Penyakit seliaka: Pengobatan baru menunjukkan harapan dalam percobaan

Penelitian baru menyajikan hasil uji coba yang menggunakan partikel nano untuk meningkatkan toleransi terhadap gluten pada orang dengan penyakit celiac.

Penderita penyakit celiac saat ini harus menghindari produk yang mengandung gluten, seperti roti dan pasta.

Penyakit seliaka adalah kondisi autoimun yang mempengaruhi 1 dari 141 orang di Amerika Serikat, dan hingga 1% dari populasi dunia.

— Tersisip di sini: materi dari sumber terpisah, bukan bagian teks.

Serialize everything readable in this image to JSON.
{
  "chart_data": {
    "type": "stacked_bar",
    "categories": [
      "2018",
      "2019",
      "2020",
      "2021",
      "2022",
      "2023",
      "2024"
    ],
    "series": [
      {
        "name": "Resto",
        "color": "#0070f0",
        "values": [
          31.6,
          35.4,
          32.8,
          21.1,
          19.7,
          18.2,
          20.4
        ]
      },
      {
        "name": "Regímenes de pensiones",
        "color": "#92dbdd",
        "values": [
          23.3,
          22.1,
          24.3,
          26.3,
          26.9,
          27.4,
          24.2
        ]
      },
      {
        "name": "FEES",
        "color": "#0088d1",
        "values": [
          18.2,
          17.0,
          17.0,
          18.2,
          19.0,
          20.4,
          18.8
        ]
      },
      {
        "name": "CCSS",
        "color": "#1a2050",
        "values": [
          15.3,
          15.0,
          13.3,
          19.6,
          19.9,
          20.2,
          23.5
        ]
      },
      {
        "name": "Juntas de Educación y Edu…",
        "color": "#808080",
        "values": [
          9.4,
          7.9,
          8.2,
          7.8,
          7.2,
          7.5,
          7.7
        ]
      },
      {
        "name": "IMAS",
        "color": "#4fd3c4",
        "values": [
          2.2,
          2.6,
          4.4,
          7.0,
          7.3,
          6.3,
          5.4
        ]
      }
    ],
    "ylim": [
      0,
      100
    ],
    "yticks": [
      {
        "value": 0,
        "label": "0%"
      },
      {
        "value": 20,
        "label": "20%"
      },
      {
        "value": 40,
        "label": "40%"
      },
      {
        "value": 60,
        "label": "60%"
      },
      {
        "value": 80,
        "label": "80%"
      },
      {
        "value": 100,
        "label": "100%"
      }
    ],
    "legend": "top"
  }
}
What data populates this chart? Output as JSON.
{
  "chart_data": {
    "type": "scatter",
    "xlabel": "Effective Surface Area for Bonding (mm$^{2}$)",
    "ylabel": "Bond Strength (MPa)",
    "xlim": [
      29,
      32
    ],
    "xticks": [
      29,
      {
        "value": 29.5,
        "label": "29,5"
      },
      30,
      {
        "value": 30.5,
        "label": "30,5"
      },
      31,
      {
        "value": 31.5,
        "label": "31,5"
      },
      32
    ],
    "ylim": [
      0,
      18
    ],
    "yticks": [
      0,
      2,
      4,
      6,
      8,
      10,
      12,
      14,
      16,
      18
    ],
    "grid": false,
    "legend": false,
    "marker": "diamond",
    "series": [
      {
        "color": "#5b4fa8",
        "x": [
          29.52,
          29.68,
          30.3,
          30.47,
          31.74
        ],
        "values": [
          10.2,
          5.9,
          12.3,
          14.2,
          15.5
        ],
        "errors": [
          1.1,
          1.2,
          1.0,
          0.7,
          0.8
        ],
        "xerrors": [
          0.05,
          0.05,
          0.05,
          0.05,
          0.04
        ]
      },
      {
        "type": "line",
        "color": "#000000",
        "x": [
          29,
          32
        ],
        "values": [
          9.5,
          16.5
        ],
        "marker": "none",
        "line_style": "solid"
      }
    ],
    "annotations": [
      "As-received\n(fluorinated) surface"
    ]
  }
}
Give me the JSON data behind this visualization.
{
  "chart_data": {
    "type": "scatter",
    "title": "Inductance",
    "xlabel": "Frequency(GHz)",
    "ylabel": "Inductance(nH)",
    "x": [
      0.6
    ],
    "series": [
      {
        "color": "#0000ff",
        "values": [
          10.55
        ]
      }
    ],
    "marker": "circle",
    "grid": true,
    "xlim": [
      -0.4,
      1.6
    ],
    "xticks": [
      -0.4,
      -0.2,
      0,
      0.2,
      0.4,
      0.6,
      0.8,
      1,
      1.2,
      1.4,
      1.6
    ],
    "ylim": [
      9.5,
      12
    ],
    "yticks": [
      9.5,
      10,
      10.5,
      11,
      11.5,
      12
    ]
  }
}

Pada penyakit celiac, makanan yang mengandung gluten memicu kerusakan usus kecil. Gluten adalah protein yang ditemukan dalam gandum, barley, dan gandum hitam. Akibatnya, makanan seperti roti, pasta, biskuit, dan kue mengandung gluten, seperti halnya makanan kemasan lainnya, kosmetik, pasta gigi, dan suplemen makanan.

Pada penyakit celiac, gluten memicu sistem kekebalan tubuh untuk bereaksi berlebihan dan menyebabkan peradangan. Namun, penelitian baru berharap dapat memicu toleransi kekebalan terhadap gluten pada orang dengan penyakit celiac.

Stephen Miller, profesor mikrobiologi dan imunologi di Fakultas Kedokteran Feinberg Universitas Northwestern di Chicago, IL, bersama timnya, menghabiskan waktu bertahun-tahun mengembangkan teknologi yang memungkinkan orang dengan penyakit celiac mengonsumsi gluten tanpa menyebabkan banyak peradangan.

Teknologi ini melibatkan nanopartikel biodegradable yang "mengajarkan" sistem kekebalan untuk mentolerir gluten. Para peneliti berharap mereka dapat mentransfer teknologi ini ke kondisi atau alergi autoimun serupa lainnya, seperti multiple sclerosis, diabetes tipe 1, alergi kacang, atau asma.

Prof Miller dan koleganya mempresentasikan temuan mereka pada konferensi United European Gastroenterology Week, yang berlangsung di Barcelona, ​​Spanyol.

Pengobatan memangkas reaksi kekebalan hingga 90%

Teknologi ini melibatkan nanopartikel biodegradable yang "menyembunyikan" gliadin - senyawa utama dalam gluten - dalam cangkang, "mengelabui" sistem kekebalan agar tidak menyadari bahwa gliadin mengandung gluten.

“Sel penyedot debu menyajikan alergen atau antigen ke sistem kekebalan dengan cara yang mengatakan, 'Jangan khawatir, ini milik di sini,'” jelas Prof Miller. “Sistem kekebalan kemudian menghentikan serangannya terhadap alergen; sistem kekebalan disetel ulang ke normal. "

Dalam konferensi tersebut, presenter menjelaskan bagaimana uji coba tersebut bekerja. Ini melibatkan pemberian kepada sekelompok peserta COUR nanopartikel CNP-101, kemudian meminta mereka untuk makan gluten selama 14 hari.

Peserta yang tidak menggunakan nanopartikel mengembangkan respons peradangan kekebalan terhadap gluten dan penanda kerusakan usus kecil.

Sebaliknya, orang yang menggunakan nanopartikel menunjukkan tanggapan kekebalan yang 90% lebih rendah dibandingkan mereka yang tidak menerima pengobatan. Saat pengobatan menghentikan reaksi inflamasi, gluten tidak merusak usus kecil.

Prof Miller menekankan pentingnya temuan tersebut, mengingat saat ini tidak ada pengobatan untuk penyakit celiac. “Dokter hanya dapat meresepkan penghindaran gluten, yang tidak selalu efektif dan membawa dampak sosial dan ekonomi yang berat bagi pasien celiac,” katanya.

"Ini adalah demonstrasi pertama teknologi bekerja pada pasien."

Prof Stephen Miller

“Kami juga telah menunjukkan bahwa kami dapat merangkum mielin ke dalam nanopartikel untuk menginduksi toleransi terhadap zat tersebut dalam model multiple sclerosis, atau menempatkan protein dari sel beta pankreas untuk menginduksi toleransi terhadap insulin pada model diabetes tipe 1,” lanjutnya.

Ciaran Kelly, seorang profesor kedokteran di Harvard Medical School dan direktur Celiac Center di Beth Israel Deaconess Medical Center, keduanya di Boston, juga mengomentari pentingnya temuan tersebut. Dia mencatat bahwa "penyakit celiac tidak seperti banyak gangguan autoimun lainnya karena antigen yang menyinggung (pemicu lingkungan) terkenal - gluten dalam makanan."

“Hal ini membuat penyakit celiac menjadi kondisi yang sempurna untuk diatasi menggunakan pendekatan toleransi imun yang diinduksi nanopartikel yang menarik ini.